Roland ORY (1987-1994) puis Daniel SISSLER (1994-1999) usent énormément d'énergie pour extirper les Verts d'un championnat régional qui devient de plus en plus souvent le quotidien des joueurs dirigés tour à tour par Marc FINDELI (1988-1991), Claude SPRENG (1991-1995) puis Claude STEIB (1995-2000). L'équipe fanion évite même d'extrême justesse une désastreuse relégation en championnat départemental (où elle aurait rejoint l'autre club de foot colmarien de l'époque, l'ASPTT chère à Daniel GANZETTI) grâce à une indispensable victoire (4 à 1 à Eckbolsheim) lors de l'ultime match de la saison 95/96. La politique régionale et la stabilité sur lesquelles s'appuyaient les Présidents ORY puis SISSLER, bien que malmenées, seront ainsi récompensées.

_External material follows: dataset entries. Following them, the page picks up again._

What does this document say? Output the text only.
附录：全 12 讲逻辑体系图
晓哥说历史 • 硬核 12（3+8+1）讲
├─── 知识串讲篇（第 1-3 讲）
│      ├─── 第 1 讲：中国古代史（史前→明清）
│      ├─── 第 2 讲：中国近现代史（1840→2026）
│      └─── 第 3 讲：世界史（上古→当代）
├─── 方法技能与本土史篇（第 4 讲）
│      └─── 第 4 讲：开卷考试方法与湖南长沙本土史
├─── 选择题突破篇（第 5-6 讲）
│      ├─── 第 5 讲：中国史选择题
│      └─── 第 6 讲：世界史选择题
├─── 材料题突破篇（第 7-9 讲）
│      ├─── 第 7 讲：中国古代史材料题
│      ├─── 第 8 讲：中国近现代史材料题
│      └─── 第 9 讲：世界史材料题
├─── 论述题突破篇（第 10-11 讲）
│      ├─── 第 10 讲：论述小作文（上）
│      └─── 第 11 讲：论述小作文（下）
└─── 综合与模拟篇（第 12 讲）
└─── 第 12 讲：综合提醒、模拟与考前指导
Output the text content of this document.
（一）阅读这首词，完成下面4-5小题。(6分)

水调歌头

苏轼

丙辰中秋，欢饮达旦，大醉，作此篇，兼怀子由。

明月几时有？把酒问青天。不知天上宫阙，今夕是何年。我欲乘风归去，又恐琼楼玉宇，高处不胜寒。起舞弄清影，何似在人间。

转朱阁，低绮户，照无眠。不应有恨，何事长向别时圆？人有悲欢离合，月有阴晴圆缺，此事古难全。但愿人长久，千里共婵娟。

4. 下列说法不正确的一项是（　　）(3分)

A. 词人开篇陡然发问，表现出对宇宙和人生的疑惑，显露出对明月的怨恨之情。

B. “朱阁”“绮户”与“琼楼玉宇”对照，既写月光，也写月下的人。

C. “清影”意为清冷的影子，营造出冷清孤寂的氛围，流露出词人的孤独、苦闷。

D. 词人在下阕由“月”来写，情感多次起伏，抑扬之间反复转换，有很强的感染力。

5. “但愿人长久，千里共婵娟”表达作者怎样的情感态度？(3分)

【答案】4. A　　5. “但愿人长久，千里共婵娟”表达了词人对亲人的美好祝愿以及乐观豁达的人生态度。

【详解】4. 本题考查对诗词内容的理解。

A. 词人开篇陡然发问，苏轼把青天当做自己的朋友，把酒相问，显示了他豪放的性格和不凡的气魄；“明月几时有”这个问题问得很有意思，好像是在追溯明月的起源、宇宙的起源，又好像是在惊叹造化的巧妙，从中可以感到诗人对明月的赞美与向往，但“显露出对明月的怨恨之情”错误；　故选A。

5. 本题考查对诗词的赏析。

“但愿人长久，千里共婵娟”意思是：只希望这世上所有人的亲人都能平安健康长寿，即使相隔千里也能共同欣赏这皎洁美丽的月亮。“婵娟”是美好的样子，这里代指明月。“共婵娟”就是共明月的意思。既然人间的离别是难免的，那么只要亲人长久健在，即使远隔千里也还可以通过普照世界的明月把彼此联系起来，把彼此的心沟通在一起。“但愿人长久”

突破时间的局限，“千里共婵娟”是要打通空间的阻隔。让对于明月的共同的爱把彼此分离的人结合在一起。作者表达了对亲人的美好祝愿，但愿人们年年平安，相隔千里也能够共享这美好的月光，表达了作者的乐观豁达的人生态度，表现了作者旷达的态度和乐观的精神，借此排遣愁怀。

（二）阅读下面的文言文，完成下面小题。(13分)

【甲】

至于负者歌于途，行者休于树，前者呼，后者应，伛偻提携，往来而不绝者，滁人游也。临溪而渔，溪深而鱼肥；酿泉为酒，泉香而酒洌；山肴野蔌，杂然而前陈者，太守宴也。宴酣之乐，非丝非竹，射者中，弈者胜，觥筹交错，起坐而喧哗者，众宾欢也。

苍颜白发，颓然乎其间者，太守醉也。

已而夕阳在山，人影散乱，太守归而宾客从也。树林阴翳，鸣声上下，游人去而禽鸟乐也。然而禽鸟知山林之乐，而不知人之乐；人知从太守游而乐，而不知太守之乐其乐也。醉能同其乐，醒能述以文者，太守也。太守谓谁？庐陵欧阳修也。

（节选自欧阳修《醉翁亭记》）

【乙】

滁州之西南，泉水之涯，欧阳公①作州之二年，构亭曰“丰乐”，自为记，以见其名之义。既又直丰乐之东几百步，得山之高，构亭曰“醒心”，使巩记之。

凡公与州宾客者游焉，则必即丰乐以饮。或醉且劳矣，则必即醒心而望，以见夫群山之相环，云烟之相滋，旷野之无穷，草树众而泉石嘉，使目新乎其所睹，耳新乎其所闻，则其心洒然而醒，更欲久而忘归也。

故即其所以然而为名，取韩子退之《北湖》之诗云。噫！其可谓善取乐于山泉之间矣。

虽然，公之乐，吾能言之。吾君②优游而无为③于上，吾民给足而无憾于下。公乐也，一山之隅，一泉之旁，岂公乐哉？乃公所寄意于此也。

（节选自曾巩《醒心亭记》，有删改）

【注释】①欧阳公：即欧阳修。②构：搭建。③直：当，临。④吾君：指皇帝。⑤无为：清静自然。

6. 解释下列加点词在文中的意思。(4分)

C'est ainsi que l'année suivante (96/97), ce même groupe de «purs produits locaux», dirigé par Claude STEIB et cimenté par ces difficultés, décrochera le titre de champion d'Alsace et un retour en CFA2 ! Une CFA2 qu'avait rejoint avant eux la troupe à Claude SPRENG, après avoir terminé la saison 92/93 à une 2eme place, synonyme de retour au niveau national. Malheureusement pour une courte durée : après une première saison (93/94) délicate où le maintien en CFA2est acquis in-extrémis, la saison suivante (94/95), marquée par un changement de comité en plein exercice, est synonyme d'une 14ème et dernière place au sein du groupe C, d'un retour à la case régionale et d'un changement de Claude au poste d'entraîneur (STEIB à la place de SPRENG).

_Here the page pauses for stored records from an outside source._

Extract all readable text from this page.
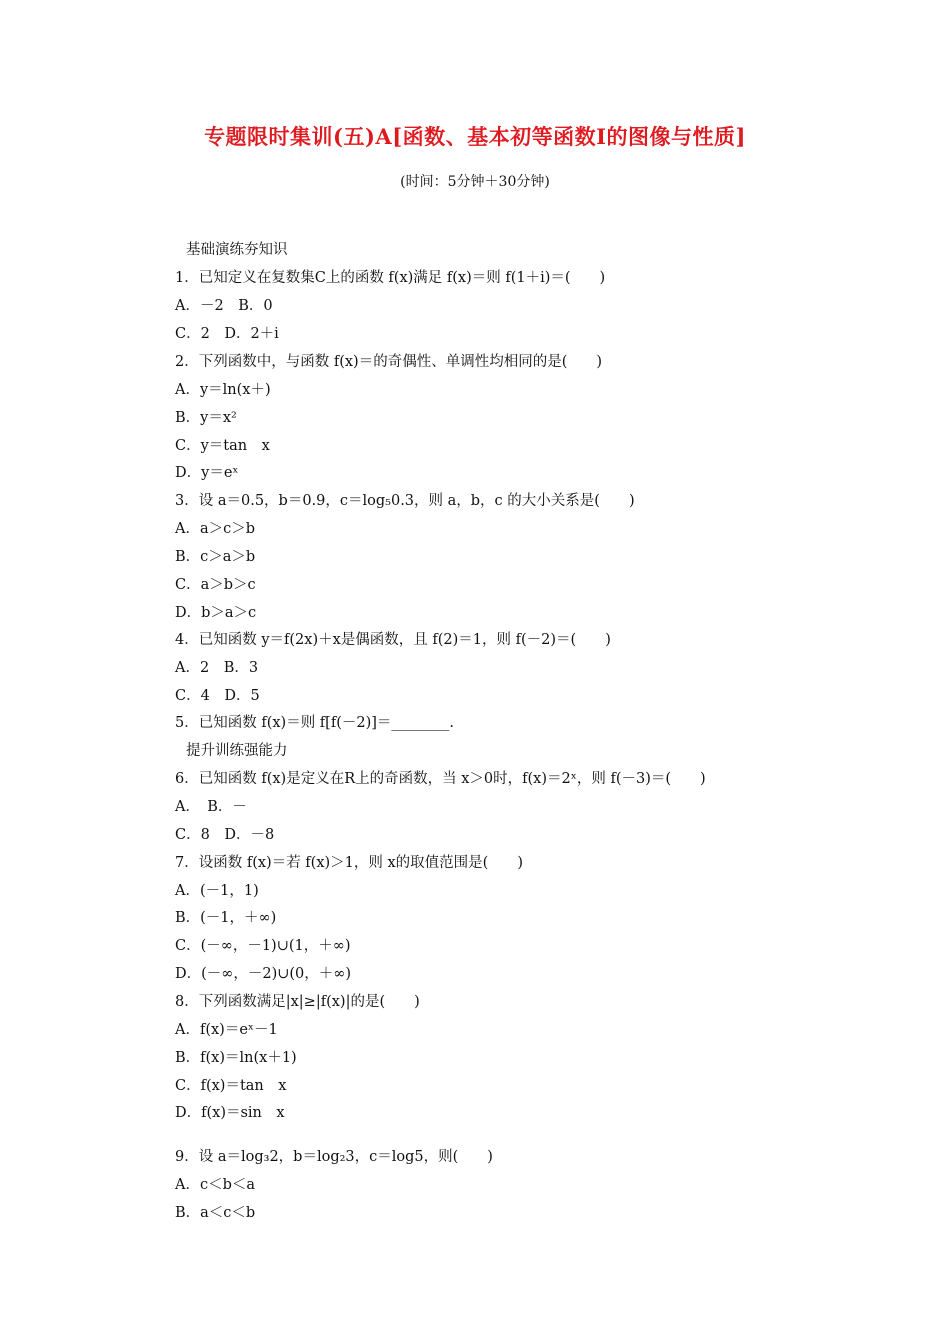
专题限时集训(五)A[函数、基本初等函数Ⅰ的图像与性质]
(时间：5分钟＋30分钟)
基础演练夯知识
1．已知定义在复数集C上的函数 f(x)满足 f(x)＝则 f(1＋i)＝(　　)
A．－2　B．0
C．2　D．2＋i
2．下列函数中，与函数 f(x)＝的奇偶性、单调性均相同的是(　　)
A．y＝ln(x＋)
B．y＝x²
C．y＝tan　x
D．y＝eˣ
3．设 a＝0.5，b＝0.9，c＝log₅0.3，则 a，b，c 的大小关系是(　　)
A．a＞c＞b
B．c＞a＞b
C．a＞b＞c
D．b＞a＞c
4．已知函数 y＝f(2x)＋x是偶函数，且 f(2)＝1，则 f(－2)＝(　　)
A．2　B．3
C．4　D．5
5．已知函数 f(x)＝则 f[f(－2)]＝________.
提升训练强能力
6．已知函数 f(x)是定义在R上的奇函数，当 x＞0时，f(x)＝2ˣ，则 f(－3)＝(　　)
A．　B．－
C．8　D．－8
7．设函数 f(x)＝若 f(x)＞1，则 x的取值范围是(　　)
A．(－1，1)
B．(－1，＋∞)
C．(－∞，－1)∪(1，＋∞)
D．(－∞，－2)∪(0，＋∞)
8．下列函数满足|x|≥|f(x)|的是(　　)
A．f(x)＝eˣ－1
B．f(x)＝ln(x＋1)
C．f(x)＝tan　x
D．f(x)＝sin　x
9．设 a＝log₃2，b＝log₂3，c＝log5，则(　　)
A．c＜b＜a
B．a＜c＜b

Si l'histoire des Verts, en cette fin de siècle, est chaotique en championnat, elle jettera cependant les bases d'une véritable histoire d'Amour avec Dame Coupe, qu'elle soit de France ou d'Alsace.
C'est d'abord en 91/92 que les SRC du président ORY flirteront une première fois de l'ère amateur avec la « grande Dame » du football français. Les hommes de SPRENG accueillent, le 23 février 1992, en 32ème, LENS, sociétaire de la 1ère Division, au stade des Francs pour un « remake » en Coupe de France, d'un SRC LENS joué en... 1948 à Lyon, en 1/2 finale ! Pour en arriver à recevoir cette prestigieuse équipe lensoise, la troupe à capitaine « Schma » (Steeve Schmeier) a réalisé l'exploit de se qualifier 6 fois de suite à l'extérieur (à l'ASIM, à Rixheim, à Hirtzfelden, à Vauban, à Lons le Saunier et enfin à Forbach !) dont 4 fois aux tirs au but ! Devant près de 4 000 spectateurs, les Verts résistent et s'inclinent (0-3) en fin de rencontre.
L'année suivante, quasiment le même groupe offre à 1200 spectateurs une nouvelle affiche pour le compte du 7eme tour de l'épreuve reine du foot français. C'est l'AS Nancy-Lorraine des compères HADJI et ZAVARO (D.2) qui dépose sa carte de visite et élimine de vaillants colmariens sur le même score de 0-3. Ce groupe sera récompensé en fin de saison par un retour en CFA2 suite à leur seconde place en championnat.
Les SRC du président SISSLER flirteront, eux, plus volontairement avec Dame Coupe d'Alsace, qu'ils manqueront par 2 fois d'étreindre d'un rien, étant défaits en finale en 1997 et en 1999.
C'est Roland HUNSINGER, pour son cadeau d'investiture, qui aura le grand privilège d'étreindre « l'Alsacienne aux grandes oreilles », 51 ans après l'unique victoire colmarienne en coupe d'Alsace, en remportant, le 10 juin 2000 à Saverne, la finale face à l'US Reipertswiller du mythique président-maire RIFFEL.
Cette victoire est historique pour les Verts. D'autant plus que les SRC remportent l'année suivante à nouveau la finale de la coupe d'Alsace, cette fois à Munster face à Mars Bischeim (3 buts à 1 avec 2 buts de J. GANTER et 1 de G. DOMENECH) et avec C. BENTOUMI à la baguette. Mais plutôt de générer la sérénité, ces succès s'accompagnent d'une zone de fortes turbulences.

 

2000 - 2003
NOUVEAU MILLÉNAIRE, NOUVEAU STADE, NOUVELLES AMBITIONS

Pressé de concrétiser ses ambitions, le président Roland HUNSINGER promet aux SRC, dans l'euphorie de cette belle victoire, le CFA en 3 ans et le NATIONAL en 5 et entérine pour cela la venue de l'ex international monégasque Luc SONOR, pourtant à bout de souffle en tant que joueur. C'est le début d'une incompréhension qui ne cessera de croître, entre le coach Claude STEIB, pourtant confirmé pour 2 ans après le succès de Saverne, son groupe et les dirigeants.
Cette tension latente éclatera un soir de décembre 2000 lorsqu'un groupe de 8 joueurs « en manque de temps de jeu », boycottera l'entraînement, soutenu qu'ils étaient par Pascal BRIDEL, conseiller du président et obligera ce dernier à remplacer Claude STEIB par Christophe BENTOUMI. Cette décision, pour le moins surprenante car les SRC occupaient à ce moment-là une enviable position de seconds à 1 point du leader Schiltigheim, sera lourde de conséquences.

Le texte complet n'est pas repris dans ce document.